Johnson Responds to Hakeem Jeffries’ Debate Challenge

At a Monday news conference, Johnson called Jeffries’ offer to debate “nonsense.”

Mike Johnson

J. Scott Applewhite/AP

House Speaker Mike Johnson declined Minority Leader Hakeem Jeffries’ request for a floor debate on the government shutdown while the Republican leader keeps the chamber in recess.

“When the polls say that about 13% of the people approve of your messaging, then you make desperate pleas for attention — and that’s what Hakeem Jeffries has done,” Johnson said at a press conference Monday.

The Democratic leader sent a letter to the speaker’s office Monday morning asking for a face-to-face debate on the House floor, which he said would allow both parties to air their arguments for why they will not budge on their demands to end the now seven-day-long shutdown.

“Given the urgency of the moment and the Republican refusal to negotiate a bipartisan agreement, a debate on the House Floor will provide the American people with the transparency they deserve,” Jeffries wrote. “It will also give you an opportunity to explain your ‘My way or the highway’ approach to shutting the government down, when Democratic votes are needed to resolve the impasse that exists.”

Johnson, who sent the House home after passing a continuing resolution to fund the government through November, has cancelled committee meetings this week and has moved to keep his conference out of the Capitol until the Senate passes the House-backed bill.

Other Republicans have endorsed Johnson’s strategy.

“Coming back now, you’re just negotiating against yourself,” Rep.

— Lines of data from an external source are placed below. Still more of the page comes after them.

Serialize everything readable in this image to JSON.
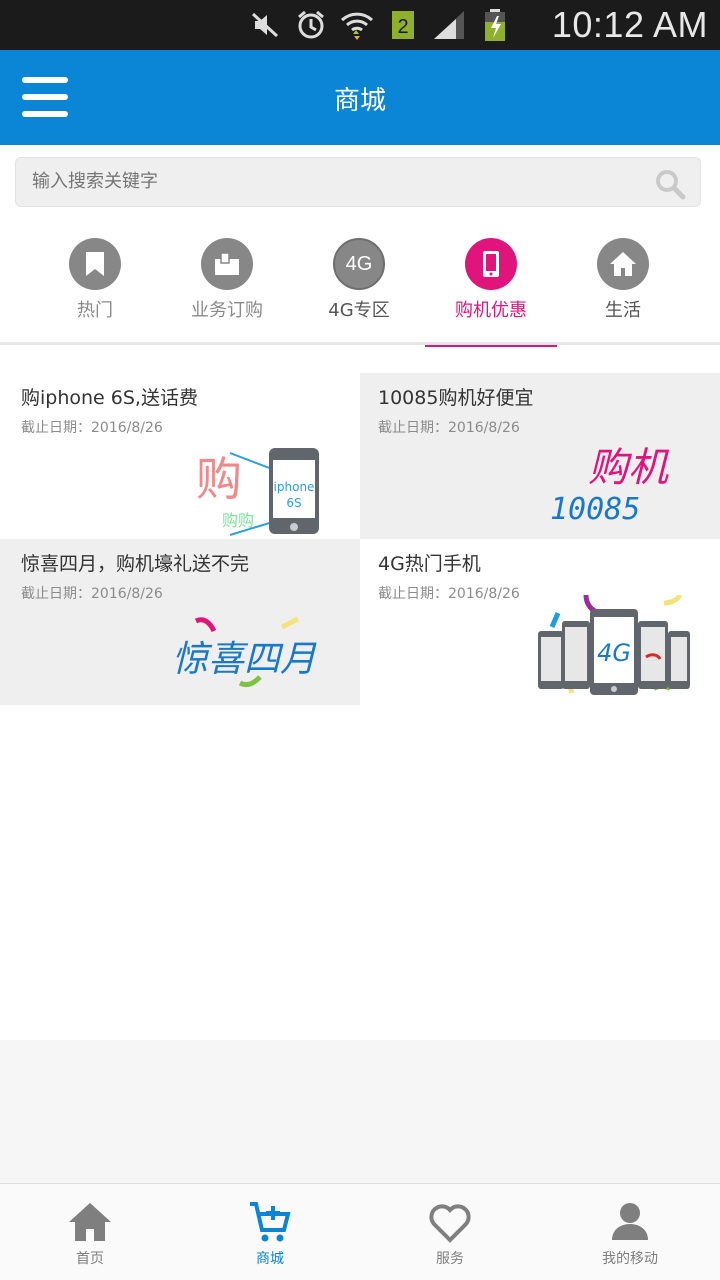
{
  "status_bar": {
    "time": "10:12 AM",
    "sim_slot": "2",
    "icons": [
      "mute-icon",
      "alarm-icon",
      "wifi-icon",
      "sim-icon",
      "signal-icon",
      "battery-icon"
    ]
  },
  "app_bar": {
    "title": "商城",
    "menu_icon": "hamburger-icon"
  },
  "search": {
    "placeholder": "输入搜索关键字",
    "icon": "search-icon"
  },
  "categories": [
    {
      "label": "热门",
      "icon": "bookmark-icon",
      "active": false
    },
    {
      "label": "业务订购",
      "icon": "folder-icon",
      "active": false
    },
    {
      "label": "4G专区",
      "icon": "4g-icon",
      "icon_text": "4G",
      "active": false
    },
    {
      "label": "购机优惠",
      "icon": "phone-icon",
      "active": true
    },
    {
      "label": "生活",
      "icon": "home-icon",
      "active": false
    }
  ],
  "promos": [
    {
      "title": "购iphone 6S,送话费",
      "date": "截止日期：2016/8/26",
      "art": {
        "big_char": "购",
        "small_text": "购购",
        "phone_text": "iphone\n6S"
      }
    },
    {
      "title": "10085购机好便宜",
      "date": "截止日期：2016/8/26",
      "art": {
        "script": "购机",
        "number": "10085"
      }
    },
    {
      "title": "惊喜四月，购机壕礼送不完",
      "date": "截止日期：2016/8/26",
      "art": {
        "script": "惊喜四月"
      }
    },
    {
      "title": "4G热门手机",
      "date": "截止日期：2016/8/26",
      "art": {
        "screen_text": "4G"
      }
    }
  ],
  "bottom_nav": [
    {
      "label": "首页",
      "icon": "home-icon",
      "active": false
    },
    {
      "label": "商城",
      "icon": "cart-icon",
      "active": true
    },
    {
      "label": "服务",
      "icon": "heart-icon",
      "active": false
    },
    {
      "label": "我的移动",
      "icon": "user-icon",
      "active": false
    }
  ],
  "colors": {
    "primary": "#0b86d6",
    "accent": "#e0157c",
    "status_bar": "#1b1b1b",
    "icon_gray": "#878787"
  }
}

Tom Cole, the chair of the House Appropriations Committee, told NOTUS last week. “What would we be doing?”

At a Monday news conference, Johnson called Jeffries’ debate offer “nonsense,” saying the time to debate was last month when the House formally debated the seven-week continuing resolution. It ultimately passed the House 217-212 along a largely party-line vote.

Congress is entering its second week of a federal government shutdown after the Senate last week could not agree on a funding measure, which requires 60 votes to pass. The House-passed CR failed along party lines in the upper chamber four times and is expected to be voted on again Monday evening.

In exchange for their votes, Democrats are demanding an extension for expiring Affordable Care Act tax subsidies and rescission limits, both of which Republicans say they are not willing to consider.

“House Republicans continue to be on vacation, spread out across the country and the world, and this makes no sense,” Jeffries said at a news conference late last week. “It’s Exhibit A of the fact that House Republicans wanted to shut the government down and have no interest in reopening it because they don’t want to provide health care to everyday Americans.”